People who are okay with my hobby, ask me, What do you drink, mainly?

It kind of a seasonal thing with me — rum in the winter, tequila in the spring, gin in the summer, vodka in the fall, and brandy at bedtime whatever the season — and (I saved the best for last) the year-round favorite, Jack Daniels, so smooth, easy on your throat, unlike some whiskeys.

So, aided by the above 80-proof alcoholic beverages, I (please pardon the cliché) drown my sorrows, and I’ve had my share. But the damndest thing, I drown them for that night, but they ain’t dead, the next day they pop back up like bloated bodies in a sea of sorrow.

You can’t kill them. The only way to get rid of them permanently, is to drive them from your mind and the only way to do that is to off yourself, as the saying goes, which I’ve thought about just about every day these past ten months since my wife died. But I decided — with help from a certain person with the spiritually seductive name of Renata de Dios — not to do that.

‘Tis preferable, I concluded, to mellow out and fall into bed drunk, and, as Shakespeare penned, perchance to dream… Dreams of Susan, good ones, I pray, where we live over again parts of our life together. But even the goddamn guilt-ridden dreams I can handle, because when I wake, usually around noon, I shake them off and console myself with the thought that there are only five hours to cocktail hour.

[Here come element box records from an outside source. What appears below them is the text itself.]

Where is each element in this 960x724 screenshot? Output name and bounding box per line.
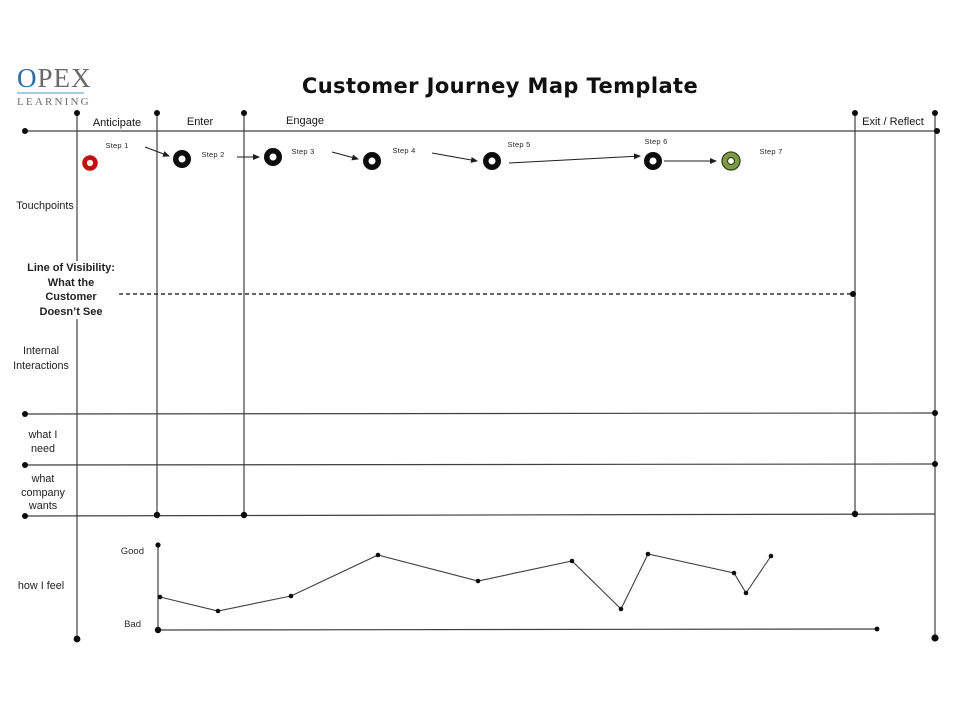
- step-markers: [82, 148, 741, 171]
- row-label-touchpoints: Touchpoints: [16, 200, 74, 212]
- step-label-3: Step 3: [291, 147, 315, 156]
- step-label-4: Step 4: [392, 146, 416, 155]
- row-label-what-i-need: what I need: [28, 429, 58, 455]
- logo-letter-o: O: [17, 63, 38, 93]
- phase-label-exit-reflect: Exit / Reflect: [862, 116, 924, 128]
- emotion-axis-good-label: Good: [120, 546, 144, 557]
- logo-wordmark: OPEX: [17, 64, 97, 92]
- step-label-7: Step 7: [759, 147, 783, 156]
- row-label-internal-interactions: Internal Interactions: [13, 345, 69, 372]
- logo-subbrand: LEARNING: [17, 96, 91, 108]
- row-label-what-company-wants: what company wants: [21, 473, 65, 512]
- step-arrows: [144, 146, 717, 164]
- step-label-5: Step 5: [507, 140, 531, 149]
- logo-letters-pex: PEX: [37, 63, 92, 93]
- logo-underline: [17, 92, 84, 94]
- step-label-2: Step 2: [201, 150, 225, 159]
- emotion-axis-bad-label: Bad: [124, 619, 141, 630]
- phase-label-anticipate: Anticipate: [92, 117, 142, 129]
- row-label-line-of-visibility: Line of Visibility: What the Customer Do…: [23, 261, 119, 319]
- phase-label-engage: Engage: [286, 115, 324, 127]
- row-label-how-i-feel: how I feel: [17, 580, 65, 592]
- emotion-axes: [157, 545, 878, 631]
- structural-lines: [24, 113, 937, 639]
- opex-learning-logo: OPEX LEARNING: [17, 64, 97, 108]
- grid-dots: [22, 110, 940, 643]
- page-title: Customer Journey Map Template: [301, 74, 699, 98]
- step-label-1: Step 1: [105, 141, 129, 150]
- phase-label-enter: Enter: [186, 116, 214, 128]
- emotion-line-chart: [157, 551, 774, 614]
- step-label-6: Step 6: [644, 137, 668, 146]
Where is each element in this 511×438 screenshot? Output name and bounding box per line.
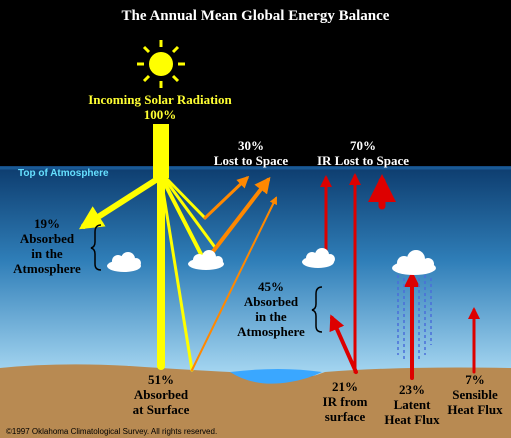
incoming-solar-label: Incoming Solar Radiation 100% bbox=[88, 92, 232, 122]
cloud-icon bbox=[302, 248, 335, 268]
absorbed-atmosphere-45-label: 45% Absorbed in the Atmosphere bbox=[237, 279, 305, 339]
latent-heat-flux-label: 23% Latent Heat Flux bbox=[384, 382, 440, 427]
brace-atmosphere-45 bbox=[311, 286, 323, 333]
ground bbox=[0, 364, 511, 438]
water bbox=[230, 369, 322, 384]
absorbed-atmosphere-19-label: 19% Absorbed in the Atmosphere bbox=[13, 216, 81, 276]
absorbed-surface-label: 51% Absorbed at Surface bbox=[132, 372, 190, 417]
ir-from-surface-label: 21% IR from surface bbox=[322, 379, 368, 424]
ir-arrows bbox=[320, 173, 480, 380]
brace-atmosphere-19 bbox=[90, 224, 102, 271]
solar-rays bbox=[78, 172, 216, 372]
cloud-icon bbox=[188, 250, 224, 270]
top-of-atmosphere-label: Top of Atmosphere bbox=[18, 168, 109, 179]
incoming-solar-beam bbox=[153, 124, 169, 178]
sensible-heat-flux-label: 7% Sensible Heat Flux bbox=[447, 372, 503, 417]
sun-icon bbox=[137, 40, 185, 88]
page-title: The Annual Mean Global Energy Balance bbox=[121, 8, 390, 24]
copyright-text: ©1997 Oklahoma Climatological Survey. Al… bbox=[6, 427, 218, 436]
lost-to-space-label: 30% Lost to Space bbox=[213, 138, 289, 168]
cloud-icon bbox=[392, 250, 436, 275]
rain bbox=[397, 275, 432, 362]
ir-lost-to-space-label: 70% IR Lost to Space bbox=[316, 138, 410, 168]
cloud-icon bbox=[107, 252, 141, 272]
reflected-rays bbox=[191, 175, 277, 371]
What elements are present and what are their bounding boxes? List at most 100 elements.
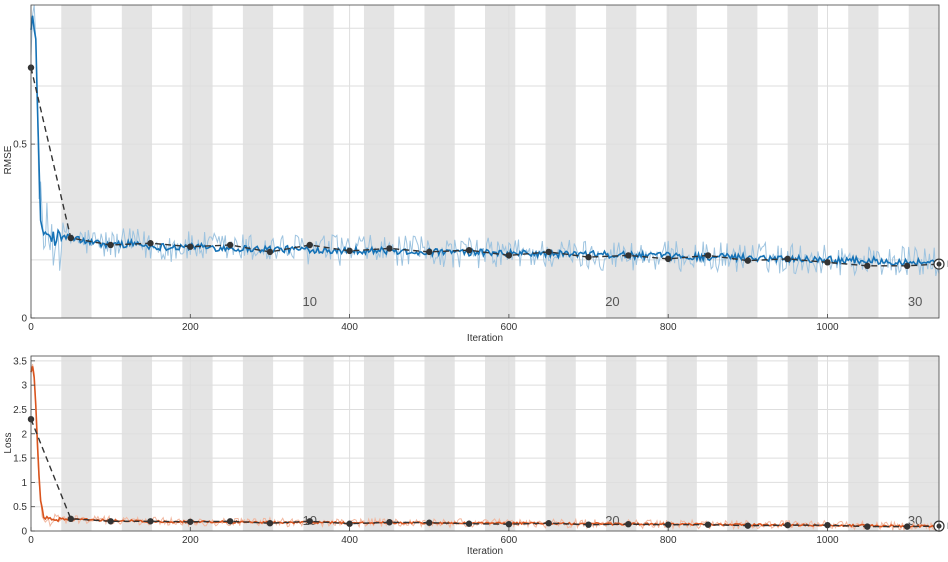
loss-epoch-band-9: [606, 356, 637, 531]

Praise the Lord and pass the bottle.

Here’s to you, Dear Reader!

Did my wife see God when she listened to this aria?

From the final act of Puccini’s opera ‘Turandot.’

Susan listened to Pavarotti singing  the aria ‘Nessun Dorma’ the night before she died. That music, and the close-to-God look on her face is my last living memory of her.

Nessun dorma’ is Italian for “None shall sleep.”

But now Susan is asleep, some say forever in an un-life of oblivion; others say until Jesus returns; and others say she is awake in an eternal world of wondrous glory.

And I say, I don’t know. But I fear the worst. That I will never be with her again. And that is why this empty house that we shared now resounds with the sustained high-note aria that moved her soul.